UE Cognition Conférence: Penser

Introduction : qu’est-ce que c’est que penser ?

Ex : le théorème de Pythagore : à quoi on pense ?

  • triangle rectangle
  • espace normés
  • formule

⟶ représentation du concept dans l’esprit.

Ex :

Un camarade de l’audience imagine la formule avec différentes couleurs.

Modèle computationnel de l’esprit : en chercher les raisons.

Pourquoi différentes couleurs ?

  • Pour rassembler :
    • les couleurs l’aident à penser

Mais frustration : on ne sait pas, a priori, pourquoi il y a cette coloration.

Pourquoi un autre a retenu l’image d’une “preuve sans mot” du théorème de Pythagore.

⟶ Les images sont plus faciles à retenir pour certains, d’autres retiennent du texte carrément.

Mais : ces images ne servent pas à comprendre, mais à mémoriser seulement.

La compréhension est-elle liée à la mémorisation ?

Confucius :

  • j’entends et j’oublie
  • je vois et je me souviens
  • je fais et je comprends

Il y a des styles cognitifs d’apprentissages différents :

ex : certains ne peuvent pas lancer le processus cognitif sans bouger physiquement.

Aristote :

  • Jamais l’âme ne pense sans images

Ex : les maths Bourbakistes :

  • faire apprendre à des enfants les classes d’équivalence : trop tôt si avant 15 ans.

Pensées : deux avatars :

  • Images
  • Mots

Ex : Descartes crée la géométrie analytique en ne résolvant que des équations ⟶ se méfie des images pour traiter de la géométrie.

Pour Descartes : Images = moins fiables que les idées.


Rousseau : ne pouvait pas se persuader que

(a+b)^2 = a^2 + b^2 + 2ab

sans le voir “géométriquement”.

Rousseau : Visuel ⟶ Symbolique

A besoin d’avoir la sensation d’avoir compris, cette sensation passant pas une conception spatiale/géométrique des concepts.


En fait :

les mots et les images ne sont pas stockées au même endroit dans le cerveau.

Comprendre : à un moment du processus de compréhension, il y a accès à une sensation.

Comprendre ⟶ “sentimental” (cela passe par des marqueurs somatiques).


Hegel : pensait qu’il était impossible d’illustrer la pureté de l’abstrait par du concret.

Freud : Incapable de visualiser les relations spatiales.

Einstein : Les mots ne jouent aucun rôle dans le mécanisme de sa pensée.

⟶ il utilise des représentations motrices.

NB : le mentalisme informatique commence à exister.

Ex : on montre des objets à des sujets, sans rien leur demander.
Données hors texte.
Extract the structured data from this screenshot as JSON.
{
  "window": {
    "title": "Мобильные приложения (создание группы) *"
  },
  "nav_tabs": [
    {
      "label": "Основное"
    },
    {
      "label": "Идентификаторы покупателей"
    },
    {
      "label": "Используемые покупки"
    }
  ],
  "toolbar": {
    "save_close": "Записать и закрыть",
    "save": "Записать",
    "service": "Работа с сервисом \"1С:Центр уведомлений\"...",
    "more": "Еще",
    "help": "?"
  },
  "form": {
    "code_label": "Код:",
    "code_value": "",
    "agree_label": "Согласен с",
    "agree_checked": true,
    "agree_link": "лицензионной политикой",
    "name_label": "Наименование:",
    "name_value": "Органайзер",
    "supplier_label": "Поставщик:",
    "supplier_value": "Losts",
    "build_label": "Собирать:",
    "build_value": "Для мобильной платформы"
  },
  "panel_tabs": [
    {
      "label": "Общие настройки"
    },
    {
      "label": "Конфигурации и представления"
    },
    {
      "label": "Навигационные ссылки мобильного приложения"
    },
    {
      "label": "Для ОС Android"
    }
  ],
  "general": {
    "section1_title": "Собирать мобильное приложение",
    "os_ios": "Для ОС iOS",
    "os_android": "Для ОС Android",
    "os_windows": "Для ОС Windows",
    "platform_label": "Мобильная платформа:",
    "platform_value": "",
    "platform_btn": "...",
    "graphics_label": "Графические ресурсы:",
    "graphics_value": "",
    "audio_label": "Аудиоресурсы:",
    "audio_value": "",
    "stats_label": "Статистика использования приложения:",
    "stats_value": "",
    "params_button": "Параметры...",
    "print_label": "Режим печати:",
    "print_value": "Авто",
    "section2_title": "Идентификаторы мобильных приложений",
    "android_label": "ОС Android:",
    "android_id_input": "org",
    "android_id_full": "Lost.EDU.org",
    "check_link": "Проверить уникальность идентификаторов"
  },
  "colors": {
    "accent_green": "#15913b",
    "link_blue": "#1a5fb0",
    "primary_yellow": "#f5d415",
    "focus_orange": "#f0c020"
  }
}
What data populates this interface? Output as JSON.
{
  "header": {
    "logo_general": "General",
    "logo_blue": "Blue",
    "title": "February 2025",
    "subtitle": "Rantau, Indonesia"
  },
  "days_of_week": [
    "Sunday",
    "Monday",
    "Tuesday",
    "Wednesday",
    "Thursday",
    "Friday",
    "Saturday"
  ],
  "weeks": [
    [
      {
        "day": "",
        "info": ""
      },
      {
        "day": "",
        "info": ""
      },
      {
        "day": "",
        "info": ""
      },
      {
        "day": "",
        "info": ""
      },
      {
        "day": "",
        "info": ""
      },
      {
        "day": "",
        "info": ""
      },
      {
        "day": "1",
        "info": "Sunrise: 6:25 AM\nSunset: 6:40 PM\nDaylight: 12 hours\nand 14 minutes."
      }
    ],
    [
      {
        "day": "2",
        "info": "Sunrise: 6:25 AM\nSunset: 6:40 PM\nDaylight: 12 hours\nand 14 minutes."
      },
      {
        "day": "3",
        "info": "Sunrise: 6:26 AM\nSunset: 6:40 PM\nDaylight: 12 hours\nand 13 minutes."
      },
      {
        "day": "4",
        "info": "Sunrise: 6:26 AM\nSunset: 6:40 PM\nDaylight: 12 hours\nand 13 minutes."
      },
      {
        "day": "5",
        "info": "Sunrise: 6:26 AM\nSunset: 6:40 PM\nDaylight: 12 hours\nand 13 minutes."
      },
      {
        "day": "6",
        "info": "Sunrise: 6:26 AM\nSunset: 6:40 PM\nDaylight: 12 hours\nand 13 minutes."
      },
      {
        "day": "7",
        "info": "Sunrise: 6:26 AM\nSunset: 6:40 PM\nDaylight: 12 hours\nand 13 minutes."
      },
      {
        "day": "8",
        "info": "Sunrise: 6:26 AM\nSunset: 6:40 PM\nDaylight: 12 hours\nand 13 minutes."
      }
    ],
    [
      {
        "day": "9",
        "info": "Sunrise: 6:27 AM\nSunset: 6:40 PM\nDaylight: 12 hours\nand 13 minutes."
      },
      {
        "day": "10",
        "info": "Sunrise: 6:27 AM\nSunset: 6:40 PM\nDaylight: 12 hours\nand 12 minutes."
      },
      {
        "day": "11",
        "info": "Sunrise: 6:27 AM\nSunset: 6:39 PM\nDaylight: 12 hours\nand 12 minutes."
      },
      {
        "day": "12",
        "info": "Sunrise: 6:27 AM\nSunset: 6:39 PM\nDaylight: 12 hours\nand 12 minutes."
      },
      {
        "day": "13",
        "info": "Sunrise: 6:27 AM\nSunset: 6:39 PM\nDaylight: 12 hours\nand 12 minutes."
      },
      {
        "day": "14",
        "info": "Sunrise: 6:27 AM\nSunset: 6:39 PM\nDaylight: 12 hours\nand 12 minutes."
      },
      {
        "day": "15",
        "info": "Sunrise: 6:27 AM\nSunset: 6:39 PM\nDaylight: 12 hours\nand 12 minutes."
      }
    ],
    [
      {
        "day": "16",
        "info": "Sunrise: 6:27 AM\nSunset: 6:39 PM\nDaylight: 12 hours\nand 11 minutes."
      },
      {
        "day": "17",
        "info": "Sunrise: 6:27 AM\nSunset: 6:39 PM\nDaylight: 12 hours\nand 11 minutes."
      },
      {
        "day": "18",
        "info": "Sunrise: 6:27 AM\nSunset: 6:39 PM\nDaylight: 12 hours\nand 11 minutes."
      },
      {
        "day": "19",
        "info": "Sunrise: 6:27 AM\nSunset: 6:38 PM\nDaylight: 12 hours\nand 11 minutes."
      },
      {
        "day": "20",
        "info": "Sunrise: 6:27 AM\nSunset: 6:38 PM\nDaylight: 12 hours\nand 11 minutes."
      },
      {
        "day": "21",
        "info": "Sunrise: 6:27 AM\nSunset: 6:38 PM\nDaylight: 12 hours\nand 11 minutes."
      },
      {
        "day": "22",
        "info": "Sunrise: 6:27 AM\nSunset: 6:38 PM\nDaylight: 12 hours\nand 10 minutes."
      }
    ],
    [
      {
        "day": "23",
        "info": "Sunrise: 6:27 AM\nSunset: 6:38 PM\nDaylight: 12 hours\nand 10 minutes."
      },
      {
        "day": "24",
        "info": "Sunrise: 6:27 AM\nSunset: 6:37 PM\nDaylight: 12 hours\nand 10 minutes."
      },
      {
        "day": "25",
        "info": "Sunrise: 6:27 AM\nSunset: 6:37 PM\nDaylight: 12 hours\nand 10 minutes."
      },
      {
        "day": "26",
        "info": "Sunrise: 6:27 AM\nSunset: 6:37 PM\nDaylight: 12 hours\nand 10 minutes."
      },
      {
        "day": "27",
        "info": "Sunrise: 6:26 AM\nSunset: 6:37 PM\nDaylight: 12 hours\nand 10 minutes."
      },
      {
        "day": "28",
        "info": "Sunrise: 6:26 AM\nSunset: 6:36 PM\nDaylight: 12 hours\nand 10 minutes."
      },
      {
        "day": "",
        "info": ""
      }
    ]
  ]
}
On peut de plus en plus, avec des électrodes, distinguer grossièrement la “direction” de leur pensée (objets phoniques, visuels, etc…)

⟶ on peut permettre à des handicapés totaux de bouger, avec ce système, en identifiant ces paramètres.

Expérience de Perky :

Elle demande aux gens de regarder un point sur un tableau, puis de mettre une tomate rouge dans leur tête à cet endroit.

Puis, sans qu’elle ait prévenu quiconque, elle fait apparaître une tomate rouge à l’écran.

Il s’avère que les sujets mettent

  • plus longtemps à remarquer la présence de cette tomate quand ils ont une tomate dans la tête (conflit)
  • moins longtemps quand ils ont autre chose ou rien du tout.

⟶ il y a un conflit pour l’accès à l’image de la tomate, un peu comme des sémaphores en informatique.

Neurosciences : il y a des points communs dans le codage mental de d’une tomate réellement vue et d’une tomate imaginée.

Application : écrire les trois choses qui nous viennent à l’esprit dont on a parlé aujourd’hui :

  • Pourquoi a-t-on la capacité de faire des images mentales ? Avantage évolutif pour se préparer face à un prédateur.
  • Effet de sémaphores pour le codage de concepts similaires dans l’esprit.
  • Rousseau et Mandelbrot, ou le règne de l’image.
  • Poincaré et Descartes, ou la suprématie des mots
  • On peut “faire bouger” des handicapés totaux en localisant les endroits de leur cerveau où des signaux électriques sont émis.